Seat cushions for back pain are typically available in two shapes: a flat cushion and a contoured U-shaped cushion, sometimes called a coccyx seat cushion. For back pain, Dr. Wu recommends selecting a contoured cushion since a flat cushion provides only a softer sitting surface, while a contoured one also "helps maintain a good posture and relieves the pressure in the tailbone area."
Cushions come in a few different materials, and it’s worth considering which might best suit your needs. Memory foam and gel are the two most common options, and are sometimes combined.
Memory foam: Memory foam is a good material for a seat cushion because it contours to your body, Dr. Wu explained. Robert A. Hayden, DC, PhD, FICC, told Bustle that memory foam seat cushions are one of his favorites, but that the material also has some drawbacks. "The downside might be that when they have some age on them, memory foam seat cushions may sag like a mattress might," he explained. Memory foam cushions also tend to trap heat, so they can quickly get warm.
Gel: Seat cushions made from gel boast many positive features. "Gel seat cushions stay cooler, are durable, lightweight, and can be cleaned easily," explained Dr. Wu. Gel and memory foam have different textures, though both mold to the shape of your body while you sit, so it ultimately comes down to choosing the material that feels best to you.

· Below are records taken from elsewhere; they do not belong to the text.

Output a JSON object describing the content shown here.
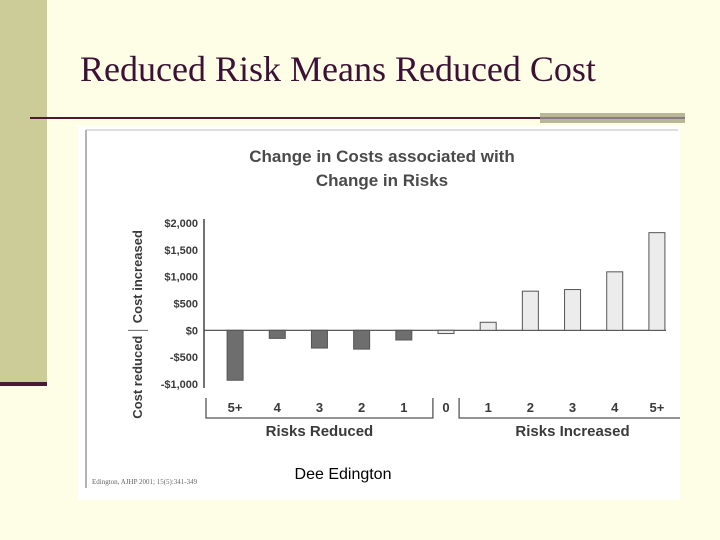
{
  "slide": {
    "title": "Reduced Risk Means Reduced Cost",
    "caption": "Dee Edington"
  },
  "colors": {
    "background": "#fefee6",
    "accent": "#cccc99",
    "title_text": "#3b1136",
    "bar_dark": "#6e6e6e",
    "bar_light": "#ececec"
  },
  "chart_data": {
    "type": "bar",
    "title": [
      "Change in Costs associated with",
      "Change in Risks"
    ],
    "ylabel_positive": "Cost increased",
    "ylabel_negative": "Cost reduced",
    "ylim": [
      -1000,
      2000
    ],
    "yticks": [
      {
        "value": 2000,
        "label": "$2,000"
      },
      {
        "value": 1500,
        "label": "$1,500"
      },
      {
        "value": 1000,
        "label": "$1,000"
      },
      {
        "value": 500,
        "label": "$500"
      },
      {
        "value": 0,
        "label": "$0"
      },
      {
        "value": -500,
        "label": "-$500"
      },
      {
        "value": -1000,
        "label": "-$1,000"
      }
    ],
    "categories": [
      "5+",
      "4",
      "3",
      "2",
      "1",
      "0",
      "1",
      "2",
      "3",
      "4",
      "5+"
    ],
    "values": [
      -930,
      -150,
      -330,
      -350,
      -180,
      -60,
      150,
      730,
      760,
      1090,
      1820
    ],
    "groups": [
      {
        "label": "Risks Reduced",
        "indices": [
          0,
          1,
          2,
          3,
          4
        ]
      },
      {
        "label": "Risks Increased",
        "indices": [
          6,
          7,
          8,
          9,
          10
        ]
      }
    ],
    "source": "Edington, AJHP 2001; 15(5):341-349",
    "grid": false,
    "legend": "none"
  }
}
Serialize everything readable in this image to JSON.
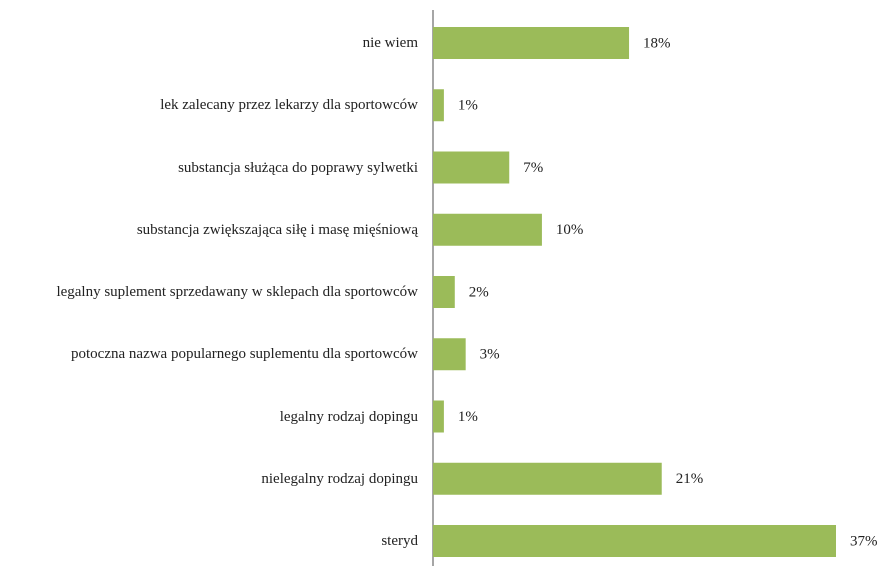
{
  "chart_data": {
    "type": "bar",
    "orientation": "horizontal",
    "categories": [
      "nie wiem",
      "lek zalecany przez lekarzy dla sportowców",
      "substancja służąca do poprawy sylwetki",
      "substancja zwiększająca siłę i masę mięśniową",
      "legalny suplement sprzedawany w sklepach dla sportowców",
      "potoczna nazwa popularnego suplementu dla sportowców",
      "legalny rodzaj dopingu",
      "nielegalny rodzaj dopingu",
      "steryd"
    ],
    "values": [
      18,
      1,
      7,
      10,
      2,
      3,
      1,
      21,
      37
    ],
    "value_labels": [
      "18%",
      "1%",
      "7%",
      "10%",
      "2%",
      "3%",
      "1%",
      "21%",
      "37%"
    ],
    "color": "#9bbb59"
  }
}
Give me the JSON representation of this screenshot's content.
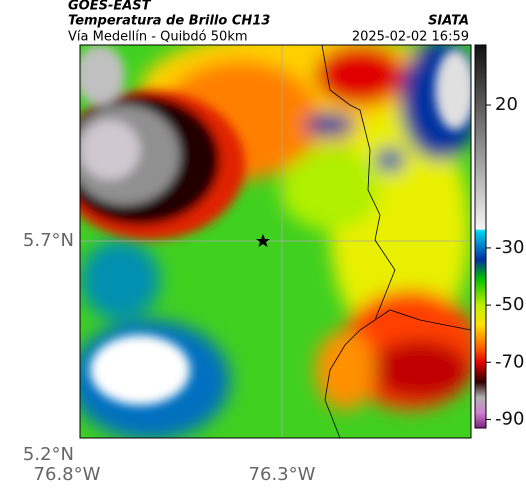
{
  "header": {
    "title": "GOES-EAST",
    "subtitle": "Temperatura de Brillo CH13",
    "route": "Vía Medellín - Quibdó 50km",
    "source": "SIATA",
    "timestamp": "2025-02-02 16:59"
  },
  "map": {
    "lat_labels": [
      "5.7°N",
      "5.2°N"
    ],
    "lon_labels": [
      "76.8°W",
      "76.3°W"
    ]
  },
  "colorbar": {
    "lim": [
      41,
      -93
    ],
    "ticks": [
      20,
      -30,
      -50,
      -70,
      -90
    ]
  }
}
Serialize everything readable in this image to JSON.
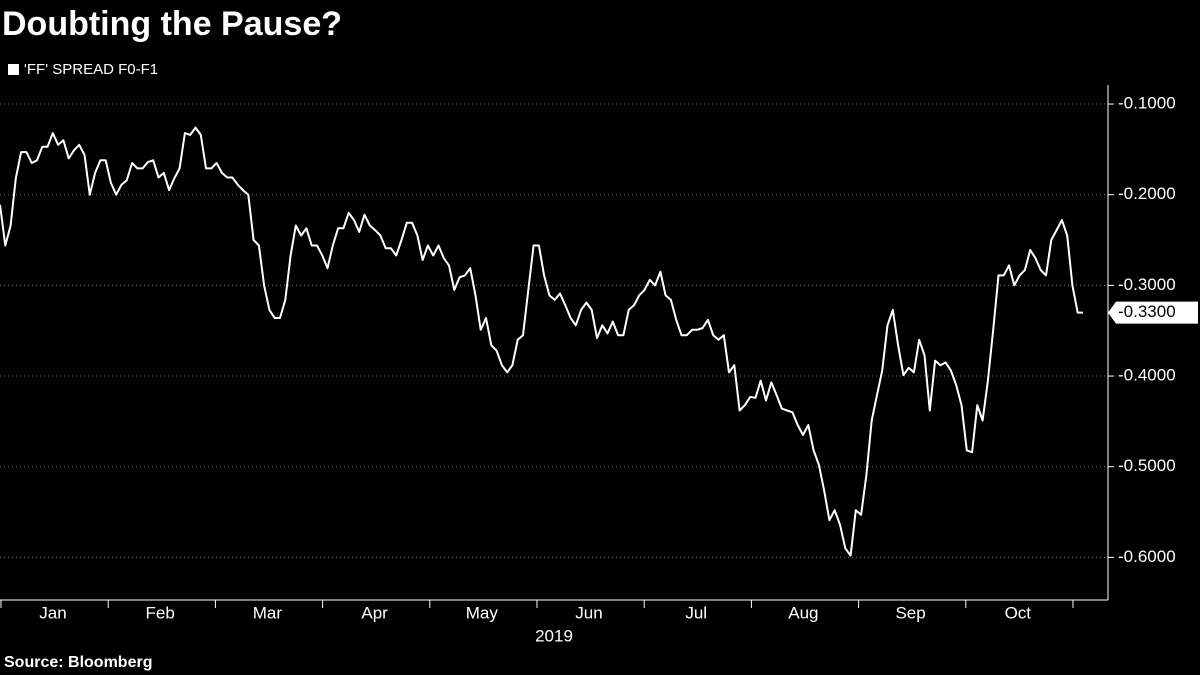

Before selecting a seat cushion, you'll also want to consider how thick you'd like your cushion to be. Cushion thickness typically ranges between 1 and 4 inches. Thicker cushions might seem luxurious, but there’s something to be said for thinner cushions, too. Dr. Hayden pointed out that "if the cushion is too thick, it may push you to the edge of the seat or actually cause misalignment of spinal segments." That said, all bodies are different, and a thicker cushion might be right for some people.